Cyber Security Training Services Provider Hoxhunt Ltd. the company today released the results of a new study on the effectiveness of phishing attacks created by ChatGPT, and while the technology continues to improve, humans actually performed better.
The study analyzed more than 53,000 email users in more than 100 countries, comparing the profitability of simulated phishing attacks created by human social engineers and those created by large artificial intelligence language models. While the potential of ChatGPT can be used for malicious phishing activities, human social engineers are outperforming AI in inducing clicks on malicious links.
The correlation between the success rate of human-generated phishing emails and ChatGPT was significant, with human red teams generating a 4.2% click-through rate versus a 2.9% click-through rate for ChatGPT in a population sample of email users. Humans outperformed AI by 69% in persuading other humans to do something.
The study also found that users with more experience in the security awareness and behavior change program showed significant protection against human and AI-generated emails. from email phishing attacks, with the failure rate dropping from 14% for less trained users to between 2% and 4%. with experienced users.
The idea that ChatGPT can be used for good and evil is not a new idea, but it has not yet been thoroughly explored from a malicious perspective.

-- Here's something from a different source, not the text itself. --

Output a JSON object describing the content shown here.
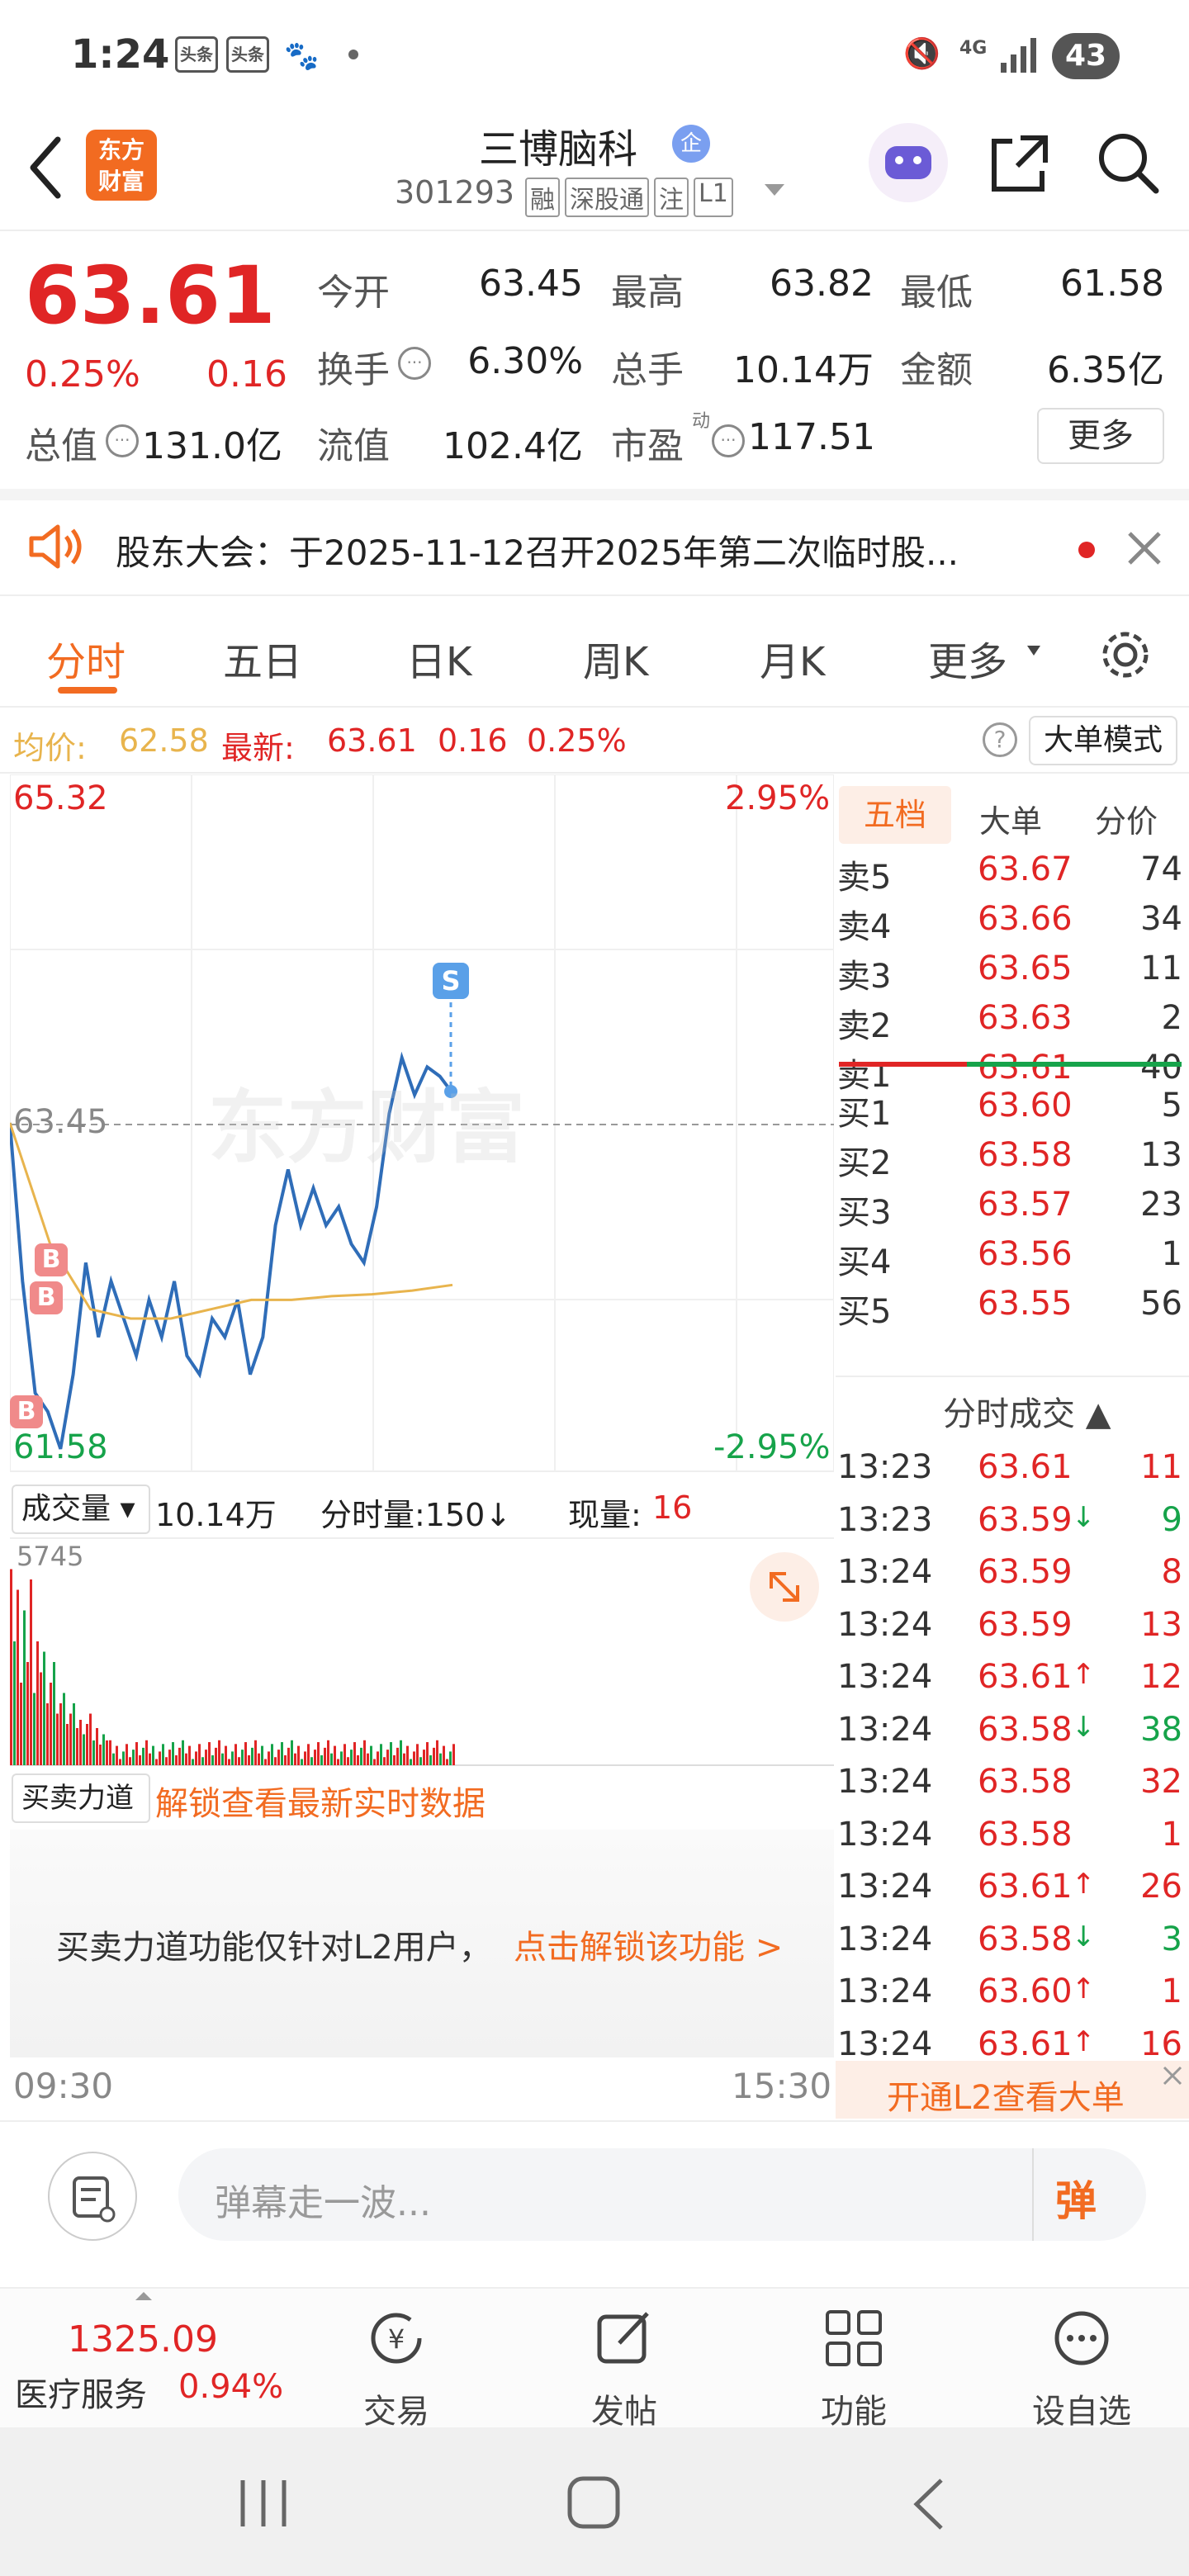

The study found that AI does create opportunities for both the attacker and the defender. While phishing attacks augmented with large language models still don’t perform as well as human social engineering, researchers say the gap is likely to close, and attackers are already using AI.
“Security awareness and behavior change training needs to be dynamic with the evolving threat landscape to protect people and organizations from attacks,” the study notes.
Discussing the study’s findings, Melissa Bishoping, director of Endpoint Security Research at Endpoint Management Company Tanium Inc., told SiliconANGLE that AI really opens up new opportunities for the effectiveness, creativity and personalization of phishing lures. But he said it’s important to remember that defenses against such attacks remain largely unchanged.
“It may be a good opportunity to update awareness training programs to educate employees about emerging technologies and trends in phishing/smashing/vishing tactics to encourage vigilance and a ‘think before you click’ culture,” Bishoping explained. “We will potentially see an increase in highly customized and persuasive lures at scale. Today, it’s much easier and much faster for a threat actor to ask an AI to write a message asking someone in a specific field to do something and associate relevant and compelling details.”
Hoxhunt co-founder and CEO Mika Aalto said, “We now know from our research that effective, existing security awareness and behavior change programs protect against AI-enhanced phishing attacks.”
“As part of your holistic cybersecurity strategy, be sure to focus on your people and their email behavior, because that’s what our adversaries are doing with their new AI tools,” Aalto added. “Embedded security as a universal responsibility throughout the organization, with ongoing training that empowers users to spot suspicious messages and reward them for reporting threats, until human threat detection becomes a habit.”